Il discorso che ha pronunciato all'aeroporto di Nsimalen di Yaoundé, la capitale del Camerun, è servito a porre con forza l'argomento che riunirà nel prossimo mese di ottobre i Vescovi africani a Roma in occasione del secondo Sinodo continentale della storia.

Il Papa è giunto in terra africana per pubblicare questo giovedì, festa di San Giuseppe e quindi suo onomastico, l'“Instrumentum Laboris” (documento di lavoro) di questo vertice ecclesiale, che avrà per tema “La Chiesa in Africa a servizio della riconciliazione, della giustizia e della pace. Voi siete il sale della terra… Voi siete la luce del mondo (Mt 5, 13.14)”.

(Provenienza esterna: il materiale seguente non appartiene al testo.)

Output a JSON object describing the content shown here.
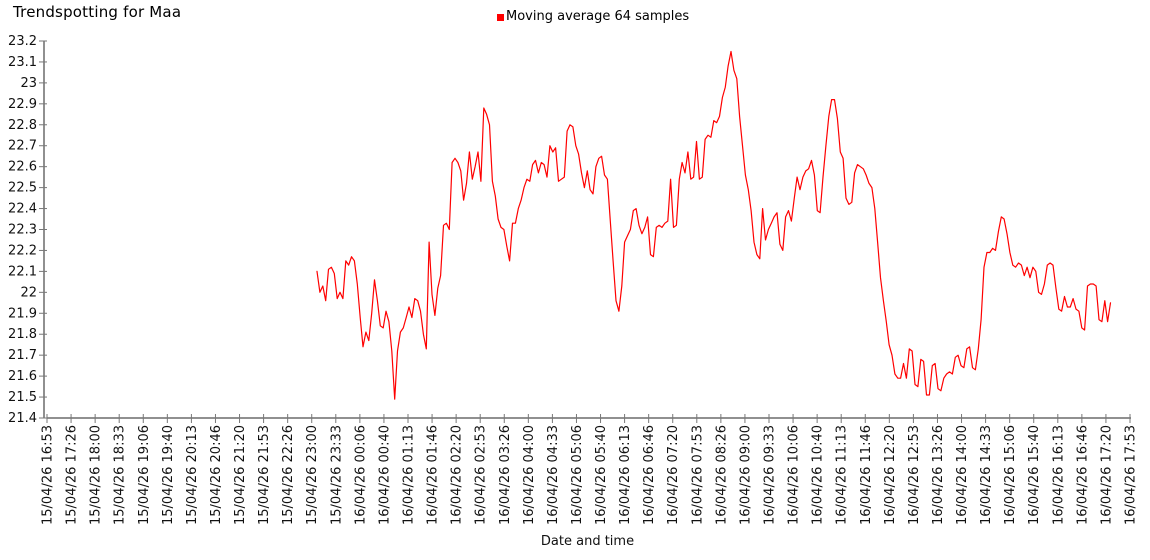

Nel suo discorso, con il quale ha risposto alle parole di benvenuto che gli ha rivolto accanto all'aereo il Presidente della Repubblica, Paul Biya, il Pontefice ha affermato che “di fronte al dolore o alla violenza, alla povertà o alla fame, alla corruzione o all’abuso di potere, un cristiano non può mai rimanere in silenzio”.

“Il messaggio salvifico del Vangelo esige di essere proclamato con forza e chiarezza, così che la luce di Cristo possa brillare nel buio della vita delle persone”, ha sottolineato offrendo spunti per il Sinodo africano.

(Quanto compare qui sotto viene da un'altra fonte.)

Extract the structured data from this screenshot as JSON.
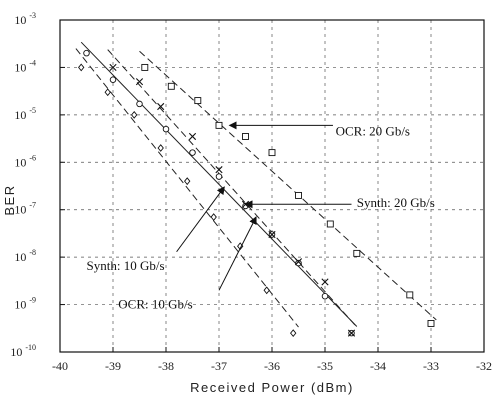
{
  "chart_data": {
    "type": "scatter",
    "xlabel": "Received Power (dBm)",
    "ylabel": "BER",
    "xlim": [
      -40,
      -32
    ],
    "ylim_log10": [
      -10,
      -3
    ],
    "y_scale": "log",
    "grid": true,
    "x_ticks": [
      "-40",
      "-39",
      "-38",
      "-37",
      "-36",
      "-35",
      "-34",
      "-33",
      "-32"
    ],
    "y_ticks": [
      {
        "base": "10",
        "exp": "-3"
      },
      {
        "base": "10",
        "exp": "-4"
      },
      {
        "base": "10",
        "exp": "-5"
      },
      {
        "base": "10",
        "exp": "-6"
      },
      {
        "base": "10",
        "exp": "-7"
      },
      {
        "base": "10",
        "exp": "-8"
      },
      {
        "base": "10",
        "exp": "-9"
      },
      {
        "base": "10",
        "exp": "-10"
      }
    ],
    "series": [
      {
        "marker": "diamond",
        "line": "dash",
        "points": [
          [
            -39.6,
            0.0001
          ],
          [
            -39.1,
            3e-05
          ],
          [
            -38.6,
            1e-05
          ],
          [
            -38.1,
            2e-06
          ],
          [
            -37.6,
            4e-07
          ],
          [
            -37.1,
            7e-08
          ],
          [
            -36.6,
            1.7e-08
          ],
          [
            -36.1,
            2e-09
          ],
          [
            -35.6,
            2.5e-10
          ]
        ]
      },
      {
        "marker": "circle",
        "line": "solid",
        "points": [
          [
            -39.5,
            0.0002
          ],
          [
            -39.0,
            5.5e-05
          ],
          [
            -38.5,
            1.7e-05
          ],
          [
            -38.0,
            5e-06
          ],
          [
            -37.5,
            1.6e-06
          ],
          [
            -37.0,
            5e-07
          ],
          [
            -36.5,
            1.2e-07
          ],
          [
            -36.0,
            3e-08
          ],
          [
            -35.5,
            7.5e-09
          ],
          [
            -35.0,
            1.5e-09
          ],
          [
            -34.5,
            2.5e-10
          ]
        ]
      },
      {
        "marker": "cross",
        "line": "dash",
        "points": [
          [
            -39.0,
            0.0001
          ],
          [
            -38.5,
            5e-05
          ],
          [
            -38.1,
            1.5e-05
          ],
          [
            -37.5,
            3.5e-06
          ],
          [
            -37.0,
            7e-07
          ],
          [
            -36.5,
            1.3e-07
          ],
          [
            -36.0,
            3e-08
          ],
          [
            -35.5,
            8e-09
          ],
          [
            -35.0,
            3e-09
          ],
          [
            -34.5,
            2.5e-10
          ]
        ]
      },
      {
        "marker": "square",
        "line": "dash",
        "points": [
          [
            -38.4,
            0.0001
          ],
          [
            -37.9,
            4e-05
          ],
          [
            -37.4,
            2e-05
          ],
          [
            -37.0,
            6e-06
          ],
          [
            -36.5,
            3.5e-06
          ],
          [
            -36.0,
            1.6e-06
          ],
          [
            -35.5,
            2e-07
          ],
          [
            -34.9,
            5e-08
          ],
          [
            -34.4,
            1.2e-08
          ],
          [
            -33.4,
            1.6e-09
          ],
          [
            -33.0,
            4e-10
          ]
        ]
      }
    ],
    "annotations": [
      {
        "text": "OCR: 20 Gb/s"
      },
      {
        "text": "Synth: 20 Gb/s"
      },
      {
        "text": "Synth: 10 Gb/s"
      },
      {
        "text": "OCR: 10 Gb/s"
      }
    ]
  }
}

“Qui, in Africa, come pure in tante altre parti del mondo, innumerevoli uomini e donne anelano ad udire una parola di speranza e di conforto”, ha riconosciuto. “Conflitti locali lasciano migliaia di senza tetto e di bisognosi, di orfani e di vedove”.

Schiavitù moderne


“In un Continente che, nel passato, ha visto tanti suoi abitanti crudelmente rapiti e portati oltremare a lavorare come schiavi, il traffico di esseri umani, specialmente di inermi donne e bambini, è diventato una moderna forma di schiavitù”, ha denunciato Benedetto XVI.

“In un tempo di globale scarsità di cibo, di scompiglio finanziario, di modelli disturbati di cambiamenti climatici, l’Africa soffre sproporzionatamente: un numero crescente di suoi abitanti finisce preda della fame, della povertà, della malattia”.

“Essi implorano a gran voce riconciliazione, giustizia e pace, e questo è proprio ciò che la Chiesa offre loro. Non nuove forme di oppressione economica o politica, ma la libertà gloriosa dei figli di Dio”.

La Chiesa, ha aggiunto, non attua “l’imposizione di modelli culturali che ignorano il diritto alla vita dei non ancora nati”, donando invece “la pura acqua salvifica del Vangelo della vita”.

“Non amare rivalità interetniche o interreligiose, ma la rettitudine, la pace e la gioia del Regno di Dio, descritto in modo così appropriato dal Papa Paolo VI come 'civiltà dell’amore'”.

Dal canto suo, il Presidente Biya, al potere dal 1982, ha assicurato al Papa che il suo Paese si sforzerà di “rispondere alle aspettative del nostro popolo sull'esercizio dei diritti civili e di soddisfare le sue necessità in materia di istruzione, salute e livello di vita”.

La cerimonia di benvenuto è stata caratterizzata dalla spontanea e colorata accoglienza africana. Da quando il Papa è sceso dal Boeing 777 dell'Alitalia, dopo un viaggio di circa sei ore, centinaia di persone si sono avvicinate per salutarlo personalmente, suscitando in alcuni casi la preoccupazione degli incaricati della sicurezza.